Ausblick: DMSO ist eine wunderbare heilende Flüssigkeit, die vielfältig und eigenverantwortlich bei unterschiedlichsten Symptomen eingesetzt werden kann. Ein echtes bewährtes Hausmittel und gleichzeitig praxistaugliche Arznei. Die Einsatzgebiete reichen von Verletzungen, Symptomen des Bewegungsapparates und der Haut sowie Schmerzen unterschiedlichster Genese bis hin zu akuten und chronischen Infektionen, Allergien, Autoimmun-Bildern und Ablagerungserkrankungen. Auch für die Behandlung von Tumorerkrankungen hat sich DMSO in Kombination mit Oxidantien (Artemisinin, H2O2, Ozon, CD, …) organischen Farbstoffen (Hämatoxylin, Bengalrosa) oder kleinmolekularen Interventions-Substanzen wie DCA und Furfural als erstaunlich wirksam gezeigt.
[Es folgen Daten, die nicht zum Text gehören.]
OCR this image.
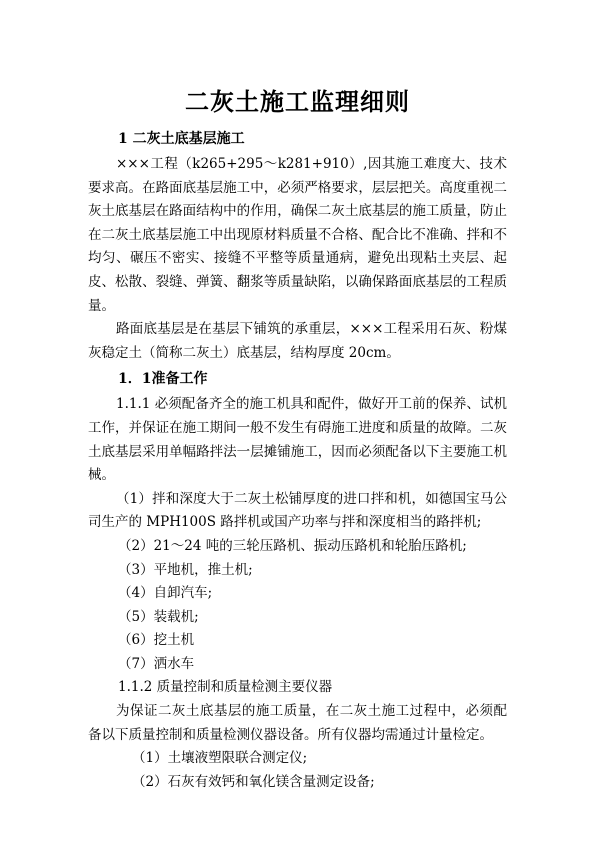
二灰土施工监理细则
1 二灰土底基层施工

×××工程（k265+295～k281+910）,因其施工难度大、技术要求高。在路面底基层施工中，必须严格要求，层层把关。高度重视二灰土底基层在路面结构中的作用，确保二灰土底基层的施工质量，防止在二灰土底基层施工中出现原材料质量不合格、配合比不准确、拌和不均匀、碾压不密实、接缝不平整等质量通病，避免出现粘土夹层、起皮、松散、裂缝、弹簧、翻浆等质量缺陷，以确保路面底基层的工程质量。

路面底基层是在基层下铺筑的承重层，×××工程采用石灰、粉煤灰稳定土（简称二灰土）底基层，结构厚度 20cm。

1．1准备工作

1.1.1 必须配备齐全的施工机具和配件，做好开工前的保养、试机工作，并保证在施工期间一般不发生有碍施工进度和质量的故障。二灰土底基层采用单幅路拌法一层摊铺施工，因而必须配备以下主要施工机械。

（1）拌和深度大于二灰土松铺厚度的进口拌和机，如德国宝马公司生产的 MPH100S 路拌机或国产功率与拌和深度相当的路拌机;

（2）21～24 吨的三轮压路机、振动压路机和轮胎压路机;
（3）平地机，推土机;
（4）自卸汽车;
（5）装载机;
（6）挖土机
（7）洒水车
1.1.2 质量控制和质量检测主要仪器

为保证二灰土底基层的施工质量，在二灰土施工过程中，必须配备以下质量控制和质量检测仪器设备。所有仪器均需通过计量检定。

（1）土壤液塑限联合测定仪;
（2）石灰有效钙和氧化镁含量测定设备;
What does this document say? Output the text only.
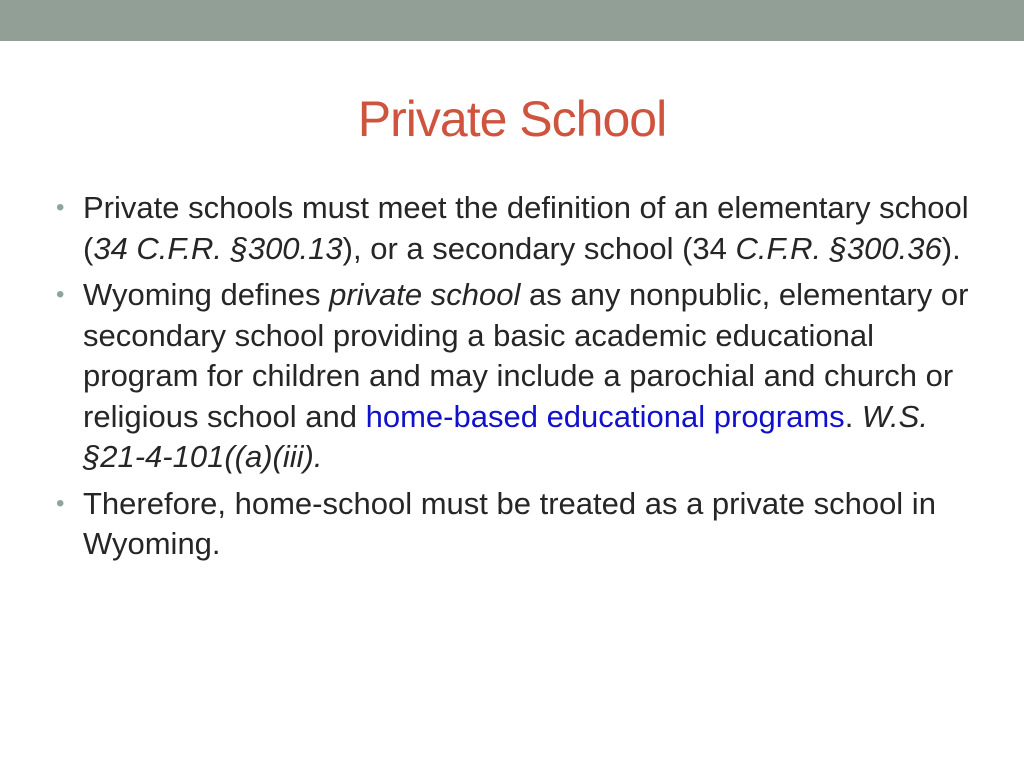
Private School
• Private schools must meet the definition of an elementary school (34 C.F.R. §300.13), or a secondary school (34 C.F.R. §300.36).
• Wyoming defines private school as any nonpublic, elementary or secondary school providing a basic academic educational program for children and may include a parochial and church or religious school and home-based educational programs. W.S. §21-4-101((a)(iii).
• Therefore, home-school must be treated as a private school in Wyoming.
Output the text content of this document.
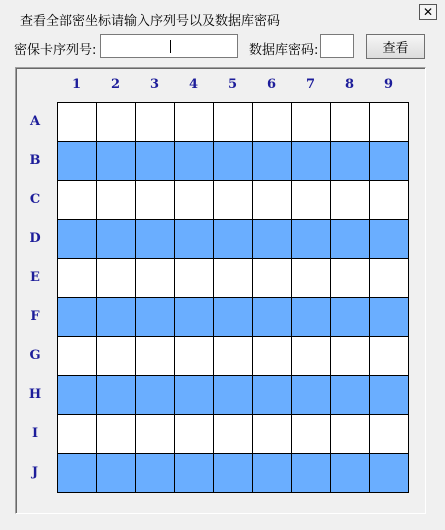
查看全部密坐标请输入序列号以及数据库密码
✕
密保卡序列号:	数据库密码:	查看
1	2	3	4	5	6	7	8	9
A
B
C
D
E
F
G
H
I
J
Ebenso ist Dimethylsulfoxid ein Kombinationsmittel, dass in Praxen und Kliniken die bewährten und bestehenden naturheilkundlichen Therapieformen hervorragend erweitert und in ihrer Wirkung verbessert. 6 Jahre nach der Veröffentlichung von „Das DMSO-Handbuch“, das inzwischen die Stückzahl von mehr als 100.000 verkauften Exemplaren überschritten hat und zum Bestseller wurde, darf man zur Kenntnis nehmen, dass dieses simple Mittel offenbar begeistert von Menschen, die seine erstaunlichen Wirkungen selbst erfahren haben, an Familie, Freunde, Bekannte, Arbeitskollegen, Nachbarn weiter empfohlen wird. Es gehen täglich Emails mit Schilderungen von hervorragenden Anwendungsfällen ein – sowohl von Privatanwendern als auch von Therapeuten. Der Erfahrungsschatz wächst auf diese Weise enorm. Insofern hat DMSO, das Mittel selbst, eine sehr wichtige Botschaft in die Welt getragen, die zentraler Gedanke meiner Arbeit ist: die Medizin soll, darf und muss wieder zu den Menschen!